Counterfeit t-shirts, illegal use of trademarks, infringing copyright

Forgery: Among the musicians to have their logos used illegally were rock bands Nirvana and Motorhead, pop acts Justin Bieber and One Direction, and fashion label Obey (pictured)

http://www.dailymail.co.uk/news/article-2947835/Council-worker-wife-raked-thousands-selling-fake-Disney-One-Direction-Justin-Bieber-T-shirts-living-room.html

Stephen Amblet, defending Joanne Geddes, who used to work in a bank, said that the pair had been naive.  He added: ‘This business pays tax and is registered for VAT.  ‘The problem is that she did not know she was doing anything wrong or she would have checked.’

Before we start, a huge important point, I am not a lawyer. My knowledge of law is limited to watching reruns of Rumpold of the Bailey. If you want legal advice please, please, please go to a lawyer. OK now let’s carry on.

The problem

One of the big things to remember in life is that in the eyes of the law ignorance is no defence.  As the defendants in this story found out, being naive and not knowing anything is wrong won’t stop the law coming after you. Holders of these copyrights/trademarks will often go after the smallest infringement because if they don’t they are seen not to be protecting their copyright. So even just one t-short could get you in big, big trouble. If it comes to a legal battle between you and Nike I suspect they might just have more money for legal fees than you do.

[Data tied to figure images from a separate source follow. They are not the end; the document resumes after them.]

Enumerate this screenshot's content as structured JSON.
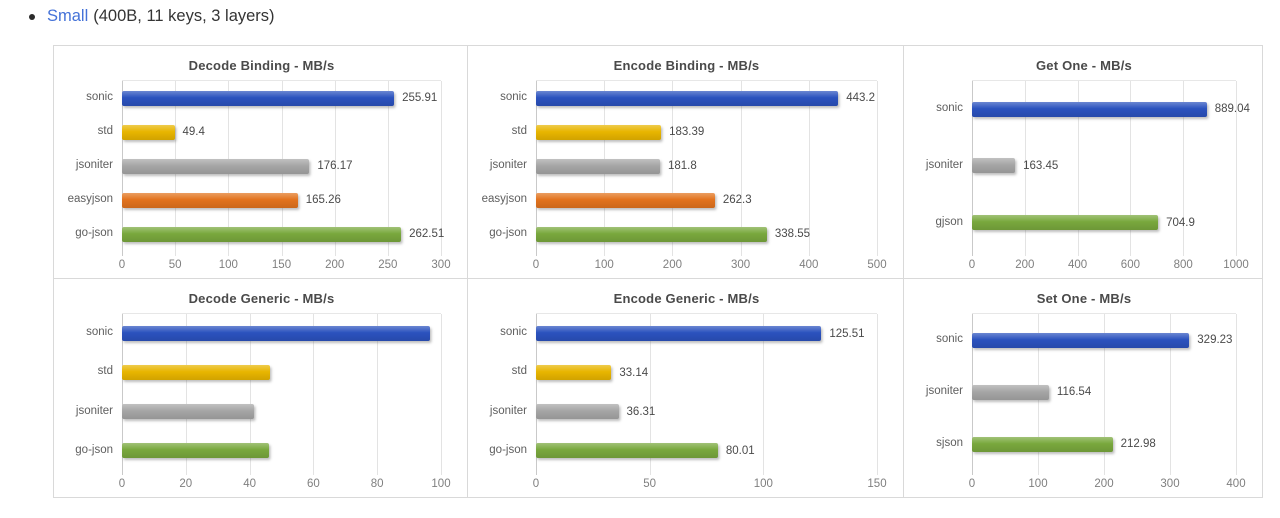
{
  "header": {
    "link_text": "Small",
    "suffix": "(400B, 11 keys, 3 layers)",
    "link_color": "#4472d8"
  },
  "palette": {
    "sonic": "#2b52be",
    "std": "#e8b500",
    "jsoniter": "#a6a6a6",
    "easyjson": "#e2731e",
    "go-json": "#79a83d",
    "gjson": "#79a83d",
    "sjson": "#79a83d"
  },
  "chart_data": [
    {
      "type": "bar",
      "orientation": "horizontal",
      "name": "decode-binding",
      "title": "Decode Binding - MB/s",
      "categories": [
        "sonic",
        "std",
        "jsoniter",
        "easyjson",
        "go-json"
      ],
      "values": [
        255.91,
        49.4,
        176.17,
        165.26,
        262.51
      ],
      "value_labels_shown": true,
      "xlim": [
        0,
        300
      ],
      "xticks": [
        0,
        50,
        100,
        150,
        200,
        250,
        300
      ],
      "grid": "vertical"
    },
    {
      "type": "bar",
      "orientation": "horizontal",
      "name": "encode-binding",
      "title": "Encode Binding - MB/s",
      "categories": [
        "sonic",
        "std",
        "jsoniter",
        "easyjson",
        "go-json"
      ],
      "values": [
        443.2,
        183.39,
        181.8,
        262.3,
        338.55
      ],
      "value_labels_shown": true,
      "xlim": [
        0,
        500
      ],
      "xticks": [
        0,
        100,
        200,
        300,
        400,
        500
      ],
      "grid": "vertical"
    },
    {
      "type": "bar",
      "orientation": "horizontal",
      "name": "get-one",
      "title": "Get One - MB/s",
      "categories": [
        "sonic",
        "jsoniter",
        "gjson"
      ],
      "values": [
        889.04,
        163.45,
        704.9
      ],
      "value_labels_shown": true,
      "xlim": [
        0,
        1000
      ],
      "xticks": [
        0,
        200,
        400,
        600,
        800,
        1000
      ],
      "grid": "vertical"
    },
    {
      "type": "bar",
      "orientation": "horizontal",
      "name": "decode-generic",
      "title": "Decode Generic - MB/s",
      "categories": [
        "sonic",
        "std",
        "jsoniter",
        "go-json"
      ],
      "values": [
        96.5,
        46.4,
        41.3,
        46.2
      ],
      "values_estimated": true,
      "value_labels_shown": false,
      "xlim": [
        0,
        100
      ],
      "xticks": [
        0,
        20,
        40,
        60,
        80,
        100
      ],
      "grid": "vertical"
    },
    {
      "type": "bar",
      "orientation": "horizontal",
      "name": "encode-generic",
      "title": "Encode Generic - MB/s",
      "categories": [
        "sonic",
        "std",
        "jsoniter",
        "go-json"
      ],
      "values": [
        125.51,
        33.14,
        36.31,
        80.01
      ],
      "value_labels_shown": true,
      "xlim": [
        0,
        150
      ],
      "xticks": [
        0,
        50,
        100,
        150
      ],
      "grid": "vertical"
    },
    {
      "type": "bar",
      "orientation": "horizontal",
      "name": "set-one",
      "title": "Set One - MB/s",
      "categories": [
        "sonic",
        "jsoniter",
        "sjson"
      ],
      "values": [
        329.23,
        116.54,
        212.98
      ],
      "value_labels_shown": true,
      "xlim": [
        0,
        400
      ],
      "xticks": [
        0,
        100,
        200,
        300,
        400
      ],
      "grid": "vertical"
    }
  ]
}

If you or a client of yours want to print a trademarked logo on a T-shirt then you must get permission from the holder of that trademark. If your client asks you to print a batch of garments with a trademarked logo because they are sponsoring an event and says he can’t get anyone to print it, there is a reason. Most reputable T-shirt companies will insist that you prove permission to use logos before printing them for you.  It is up to the client to get the sponsor to give written permission

Just to scare you a bit more have a look at this long list of cases https://en.wikipedia.org/wiki/List_of_trademark_case_law Please don’t add your name to this list.

Of course there are more unscrupulous printers like these people http://www.dailymail.co.uk/news/article-2938245/Inside-east-London-counterfeit-t-shirt-factory-churning-fake-merchandise-including-Nirvana-Superman-Motorhead-tops.html

Detective Sergeant Kevin Kirton, who led the investigation, said: ‘Today’s operation has shown once again that PIPCU will come down hard on anyone we suspect of being involved in the production and distribution of digital or hard counterfeit goods. It is vitally important for businesses that they can trade in the UK in a market place that is a fair and level playing field for all.

What you should do?

However there is some good news, should you find something that goes viral in popular culture which NOT trademarked then you can use it  An example would be the ‘Je suis Charlie’ slogan. So how do you check.

Look for an identifying mark or name on the logo in question. If an image or design for a logo is copyrighted but not trademarked, it may contain a phrase that contains the word “copyright” followed by the year of copyright and the name of the copyright holder. It may also include a copyright symbol — © — and the date of copyright followed by the name of the copyright holder.

Look for the registered trademark ® symbol to determine whether a logo is trademarked. While the images used in a logo may be copyrighted by an artist, most companies register a logo as a trademark rather than a copyright. In most instances, you will be looking for trademark ownership and not copyright, as is the case with McDonald’s and the golden arch logo. The name of the company that owns the trademark for a logo will be included with the registered trademark symbol.

Then you have find the owner and get permission if you want to use that image. Good luck with that!

There is a very good essay on Wikipedia about the entire issue as it relates to Wikipedia which although not screen printing related includes a very comprehensive description of of trademark v copyright.

Copyright versus trademark

Ownership interests in an image come in a variety of legal forms, the two most basic of which are copyright and trademark rights. When people speak of “owning” an image, they most often mean that they own the copyright. Generally speaking, copyright protection is pretty broad, and it prohibits sale, use, manipulation, or even copying of someone else’s work (hence the name). Copyright standards differ from country to country.[1] For purposes of Wikipedia, U.S. copyright law governs (although Wikipedia attempts to respect all foreign copyright laws where possible; see WP:Copyright). Any created image, whether it is a picture, a logo, or an artistic design can be subject to a copyright. Although there are Administrative ways to formally register a copyright (in the United States, this is done with the Library of Congress), copyright protection does not require this, and creative works are granted copyright protection from the time they are created.

Trademark rights are different, although related. Generally speaking, a trademark is an image or logo[2] that identifies a business, product line, school, or some other venture. Normally trademarks apply to logos that identify the venture, rather than artistic works such as pictures. Although third parties can still use a trademarked image, the way they can use the image is restricted by trademark law. Most basically, if a logo is used to identify a business/organization/product, then you are not allowed to use that logo to identify or refer to another business/organization/product.